Помню в детстве, в летнюю пору я часто плавал по пруду на небольшом дощатом плотике, передвигаясь с помощью шеста. Тогда, начитавшись о приключениях "Робинзона Крузо", я воображал этот пруд морем, а себя -- отважным путешественником, пустившимся на открытие неведомых островов. Прибрежную осоку, ивы и олешняк я представлял себе тропической растительностью, чащей первобытных лесов, полных всевозможных опасностей для одинокого странника. Лягушки и ящерицы были моими крокодилами, добродушные ужи превращались в моих глазах в гремучих змей, карась, проплывавший вблизи моего плота, был не иначе, как прожорливой акулой, наша пестрая кошечка Мурка, шнырявшая по берегу, была тигром или пантерой, если взбиралась на березу, а наш старый черный водолаз, Плутон, смиренно проходивший мимо, поджав хвост, изображал льва...
Еще помню, какую оживленную, фантастическую картину представлял этот пруд в один теплый темный июльский вечер. Это был день свадьбы моего дяди, Н. П. Засецкого.
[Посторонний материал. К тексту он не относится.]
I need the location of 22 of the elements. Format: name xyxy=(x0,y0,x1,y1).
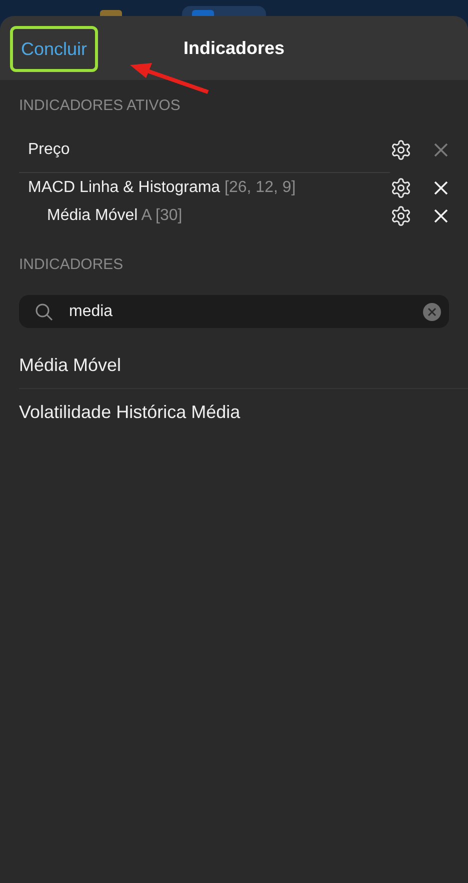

На берегу пруда горели небольшие костры, и огни их резко обрисовывались на фоне сгущавшихся синих сумерек летнего вечера. Было совершенно тихо, и языки пламени не метались из стороны в сторону, но спокойно, ровно поднимались вверх, отчетливо отражаясь на неподвижной поверхности пруда. В красноватом освещении, отбрасываемом кострами, мелькали черными силуэтами людские фигуры, толпившиеся на берегу. Дядя в лодке плавал со своей молодой женой. На носу лодки был воткнут горящий смоляной факел, и красноватые золотистые искры дождем сыпались с него в темную воду пруда. Лодка неслышно, как призрак, плыла по тихой, неподвижной поверхности потемневших вод; то она на мгновенье пропадала в вечернем сумраке, то снова появлялась, ярко озаренная огнем костра... И как была прекрасна новобрачная в своем белом подвенечном платье, с веткой флердоранжа на белокурых волосах! Как она была молода, жизнерадостна!..1) [Это та самая Серафима Николаевна Засецкая, которая предсказала мне, что я буду писателем]. Но недолго, бедная, пожила она после того июльского вечера, когда в честь ее по берегам пруда весело горели огни...
Последняя ночь в родном доме... В последний раз я ложусь на свой черный волосяной диван, заменявший мне кровать. Полный месяц заглядывает в комнату, и бледное сияние его полосой падает на пол. За окном трещат кузнечики. В доме все тихо... Я лежу, но не сплю, сон далеко отлетел. Лежу и все думаю, думаю... Моя жизнь, до тех пор связанная с этим милым старым домом, уже готова стать прошлым, а будущее мое -- темно... Что ждет меня там? На что-то я променяю этот уютный старый дом, где меня так любят, так ласкают, нежат и лелеют?.. Стараюсь забыться, заснуть, но не могу... Приподнимаюсь, чтобы взглянуть в окно на знакомую картину, на спящий сад, на месяц, но месяц уже спустился низко, зашел за кусты акаций, и я не могу уловить ни одного его луча... Беспокойная, тревожная была ночь.
На другой день я с мамой поехал в город. Грустно, тяжело было наше прощанье... Вечером 3 сентября я уехал из Вологды.